In Q Jesus speaks of himself and his followers as envoys of God's wisdom (sophia) (Luke 11:49; Matt 11:16-19, as we shall see next week). In Paul's circles we see this being applied not just to Jesus' ministry, but to his life as a whole: he is God's Son whom God sent into the world (Gal 4:3; Rom 8:3). In the tradition of John's gospel this became so central that Jesus regularly refers to God as 'The one who sent me' and sending here refers to sending from the heavenly realm to become flesh and dwell among us. The envoy represents the sender, so that to respond to Jesus is to respond to God. In terms of an encounter he is effectively God, God's Word, although John never forgets that he is also separate from God and subordinate to God, carrying out the Father's will.

Do we extend the same sense of authority to the ones Jesus sent? That is certainly the logic of this verse and of this way of thinking. It can also lead us into our own home grown heresy when we forget that we are envoys and begin to think we are God. It is also the kind of model which invested the church's ministry with enormous prestige. It distorts our understanding of our ministry and the ministry of Jesus when we fail to see the lines of authority. This danger is one of the weaknesses of the envoy model. Your response to me is your response to God - who dares claim this? But wait...

10:41 sounds similar to 10:40, except that it specifies 'prophets' and 'righteous' (maybe a technical term in Matthew for a form of leadership?). In 23:34 Jesus speaks of sending 'prophets and sages and scribes'. 10:41 shifts the emphasis to receiving the reward of a prophet. It is a significant shift in focus and addresses a problem which doubtless many of Matthew's hearers would have felt and many face today. What if I am not an apostle or a prophet or out there in the front line? What if all my responsibilities which are important to me mean I simply cannot fulfil them and be carrying official church roles as well? At one level Matthew is saying: welcoming and supporting such people warrants the same reward.

Something is happening here which definitely undercuts a sense of hierarchy.
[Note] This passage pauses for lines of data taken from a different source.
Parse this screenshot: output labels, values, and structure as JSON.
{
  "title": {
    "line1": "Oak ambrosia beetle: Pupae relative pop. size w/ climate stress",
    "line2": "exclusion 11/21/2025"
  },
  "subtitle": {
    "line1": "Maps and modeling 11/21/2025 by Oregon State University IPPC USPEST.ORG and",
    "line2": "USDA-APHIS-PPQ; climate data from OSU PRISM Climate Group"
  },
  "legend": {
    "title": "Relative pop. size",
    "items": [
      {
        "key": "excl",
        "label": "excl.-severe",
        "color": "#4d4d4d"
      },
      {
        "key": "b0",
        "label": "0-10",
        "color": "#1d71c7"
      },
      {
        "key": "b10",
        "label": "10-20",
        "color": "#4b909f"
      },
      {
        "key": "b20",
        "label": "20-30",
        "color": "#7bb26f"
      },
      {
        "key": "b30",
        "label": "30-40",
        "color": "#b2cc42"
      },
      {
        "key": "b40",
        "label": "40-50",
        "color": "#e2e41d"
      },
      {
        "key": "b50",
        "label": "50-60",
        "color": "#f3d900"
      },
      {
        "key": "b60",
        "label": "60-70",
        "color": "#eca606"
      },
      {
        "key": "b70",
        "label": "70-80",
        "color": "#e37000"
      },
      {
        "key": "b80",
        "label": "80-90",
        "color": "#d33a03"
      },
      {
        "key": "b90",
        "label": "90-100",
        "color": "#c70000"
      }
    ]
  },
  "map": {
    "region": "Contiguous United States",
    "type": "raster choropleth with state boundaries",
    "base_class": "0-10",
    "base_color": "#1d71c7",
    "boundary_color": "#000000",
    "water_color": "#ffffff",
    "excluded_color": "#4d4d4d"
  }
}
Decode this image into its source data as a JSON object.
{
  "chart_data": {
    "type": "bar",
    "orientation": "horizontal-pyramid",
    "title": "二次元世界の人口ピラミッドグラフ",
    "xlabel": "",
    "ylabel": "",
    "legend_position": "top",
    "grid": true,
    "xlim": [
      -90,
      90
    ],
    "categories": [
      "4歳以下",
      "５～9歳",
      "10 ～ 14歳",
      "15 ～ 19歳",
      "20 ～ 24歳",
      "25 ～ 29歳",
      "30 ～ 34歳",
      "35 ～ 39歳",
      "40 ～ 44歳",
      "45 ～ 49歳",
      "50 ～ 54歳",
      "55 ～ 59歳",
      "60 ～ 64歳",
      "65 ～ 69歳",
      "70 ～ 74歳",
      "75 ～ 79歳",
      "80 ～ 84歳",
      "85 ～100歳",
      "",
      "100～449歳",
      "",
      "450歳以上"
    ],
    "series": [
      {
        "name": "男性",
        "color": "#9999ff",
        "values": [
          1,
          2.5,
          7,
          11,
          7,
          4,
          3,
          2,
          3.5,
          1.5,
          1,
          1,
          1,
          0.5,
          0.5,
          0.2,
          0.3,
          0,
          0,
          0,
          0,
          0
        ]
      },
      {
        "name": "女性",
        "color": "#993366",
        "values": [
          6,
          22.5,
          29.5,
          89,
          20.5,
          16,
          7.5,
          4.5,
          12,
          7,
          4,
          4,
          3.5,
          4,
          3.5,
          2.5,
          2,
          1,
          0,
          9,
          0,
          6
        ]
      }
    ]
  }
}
Ordinary people get the same reward as the high flyers or the necessarily public functionaries, the envoys. Matthew uses the language of reward not to incite our consumer imagination, but to evoke an image of God's favour. Matthew wants us to believe that it is just as rewarding to be on the supporting side of these ministries as to be exercising them. We don't have to feel we have to do everything ourselves! Paul would say, it is OK to be part of the body; you don't have to be a foot if you are a hand.

10:42 takes us one step further. It speaks of 'little ones'. This appears to be a term with which members of the community described themselves. Caring within the community is also ministry. This trio of verses sets side by side: welcoming Christ, supporting ministry, and caring for one another. In the final speech of Jesus' ministry in Matthew, Jesus tells the parable of the sheep and the goats, which takes this to its widest conclusion 25:31-46). Your caring for people in need (and probably in that context not only those in your church community) stands on the same level as your response to Christ. Back to our question above: Your response to me is your response to God - who dares claim this? Here it finds a radical answer.

Many people could feel disenfranchised by all this talk about apostles and ministry in Matthew 10 until we reach these final verses. Here in these verses is an opportunity to address that feeling and affirm mutual ownership of the gift given to all of us to own and to exercise: allowing ourselves to be involved in God's life in the world. And what could be more natural than that and more inclusive!